My academic advisor told me to do this the last time my roommate had a manic episode. She's had four. I've taken care of her all four times. She is my best friend. If I was a man, I'd have married her by now.

My roommate is a bipolar manic depressive. Her manic episodes (four, so far) are quite scary. During these episodes, she doesn't sleep, her eyes are vacant when she speaks, she gets lost in parking lots, lies on the floor in restaurants, and goes off with anyone who offers her some weed. The first time, none of her friends knew what was going on...we let it go to the point where she was picked up by the police placed in a mental institution against her will. Her parents had to fly all the way from Australia just to sign her out.

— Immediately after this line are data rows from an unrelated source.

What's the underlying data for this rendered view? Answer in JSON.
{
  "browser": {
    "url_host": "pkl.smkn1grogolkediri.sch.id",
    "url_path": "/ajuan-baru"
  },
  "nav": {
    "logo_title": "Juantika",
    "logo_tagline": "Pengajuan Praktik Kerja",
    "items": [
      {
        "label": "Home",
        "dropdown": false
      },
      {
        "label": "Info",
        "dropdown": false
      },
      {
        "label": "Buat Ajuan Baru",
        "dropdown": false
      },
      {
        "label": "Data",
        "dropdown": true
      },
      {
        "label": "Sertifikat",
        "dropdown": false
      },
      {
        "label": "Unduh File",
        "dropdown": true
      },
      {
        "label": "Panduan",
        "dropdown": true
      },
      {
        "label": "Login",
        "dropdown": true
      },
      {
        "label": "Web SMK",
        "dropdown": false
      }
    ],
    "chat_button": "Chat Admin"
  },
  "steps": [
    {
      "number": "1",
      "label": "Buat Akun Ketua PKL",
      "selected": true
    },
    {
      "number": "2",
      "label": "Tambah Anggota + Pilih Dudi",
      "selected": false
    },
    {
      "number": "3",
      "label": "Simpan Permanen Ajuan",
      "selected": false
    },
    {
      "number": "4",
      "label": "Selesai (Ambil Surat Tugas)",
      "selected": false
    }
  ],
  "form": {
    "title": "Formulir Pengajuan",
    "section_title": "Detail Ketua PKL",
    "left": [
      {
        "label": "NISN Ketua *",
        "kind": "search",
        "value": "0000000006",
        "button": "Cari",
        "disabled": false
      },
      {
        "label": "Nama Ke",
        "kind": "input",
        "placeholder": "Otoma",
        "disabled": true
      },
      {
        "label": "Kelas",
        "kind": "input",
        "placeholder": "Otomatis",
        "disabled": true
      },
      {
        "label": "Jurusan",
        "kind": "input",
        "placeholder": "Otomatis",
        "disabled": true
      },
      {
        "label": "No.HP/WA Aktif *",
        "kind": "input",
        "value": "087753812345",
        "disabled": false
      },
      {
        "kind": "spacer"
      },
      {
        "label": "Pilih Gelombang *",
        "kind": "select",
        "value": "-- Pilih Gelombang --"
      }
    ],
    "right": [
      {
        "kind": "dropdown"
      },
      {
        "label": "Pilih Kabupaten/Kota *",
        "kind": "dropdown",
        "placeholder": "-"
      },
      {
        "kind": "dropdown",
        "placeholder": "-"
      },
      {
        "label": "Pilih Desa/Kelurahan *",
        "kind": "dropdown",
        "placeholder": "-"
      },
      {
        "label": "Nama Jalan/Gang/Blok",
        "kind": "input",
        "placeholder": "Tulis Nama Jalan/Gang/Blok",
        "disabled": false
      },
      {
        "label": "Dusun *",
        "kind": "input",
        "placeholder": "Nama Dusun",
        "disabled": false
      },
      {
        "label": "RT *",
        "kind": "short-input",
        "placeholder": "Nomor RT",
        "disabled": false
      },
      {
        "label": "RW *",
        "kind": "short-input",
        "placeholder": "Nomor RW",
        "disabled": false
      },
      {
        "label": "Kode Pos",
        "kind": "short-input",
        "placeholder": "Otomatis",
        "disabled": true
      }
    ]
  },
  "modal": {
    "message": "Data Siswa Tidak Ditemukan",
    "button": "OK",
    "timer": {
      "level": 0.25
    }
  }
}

It is hard when this happens, bacause her family is so far away. I can't tell you the stress involved in keeping her in check so she does not get in trouble. It places a strain on my work both at my part time job and at school.

And my advisor says, "lose the roommate."

How can I?

She is my best friend. And my family. When she is not in that state (which is most of the time), she is always there for me. No one else would be there to do what is needed to be done. And I know she'd do the same for me if the situation was reversed.

I can't just "lose the roommate." I love her too much.
Have you ever seen the movie Clerks? I beleive it was the academic advisors that look for the perfect dozen eggs at the quickie mart. This shows you how much academic advisors know about life. For there is obviously no perfect dozen. In man's ever increasing ability to get something out of what might not be there, I've always seen this as Kevin Smith's way of telling us that the persuit of perfection is only taken on by those that have not yet realized their purpose in life(thus the academic advisor).

To get to my point. Sometimes a friendship requires a little give and take. You take away the concept of true friendship and what you give is a peice of your time, your sanity, or your liver(just a little humor, ok).

Why was it so hard for your academic advisor to see this? Because he/she could not see past the me me me syndrome of modern living. God forbid you take a peice of your time to help someone else, even if the return is at a loss for you.

So, don't lose the roomate, embrace the opportunity to help someone less fortunate than you, and in return accept the friendship she offers, its the concept of Tsedaka.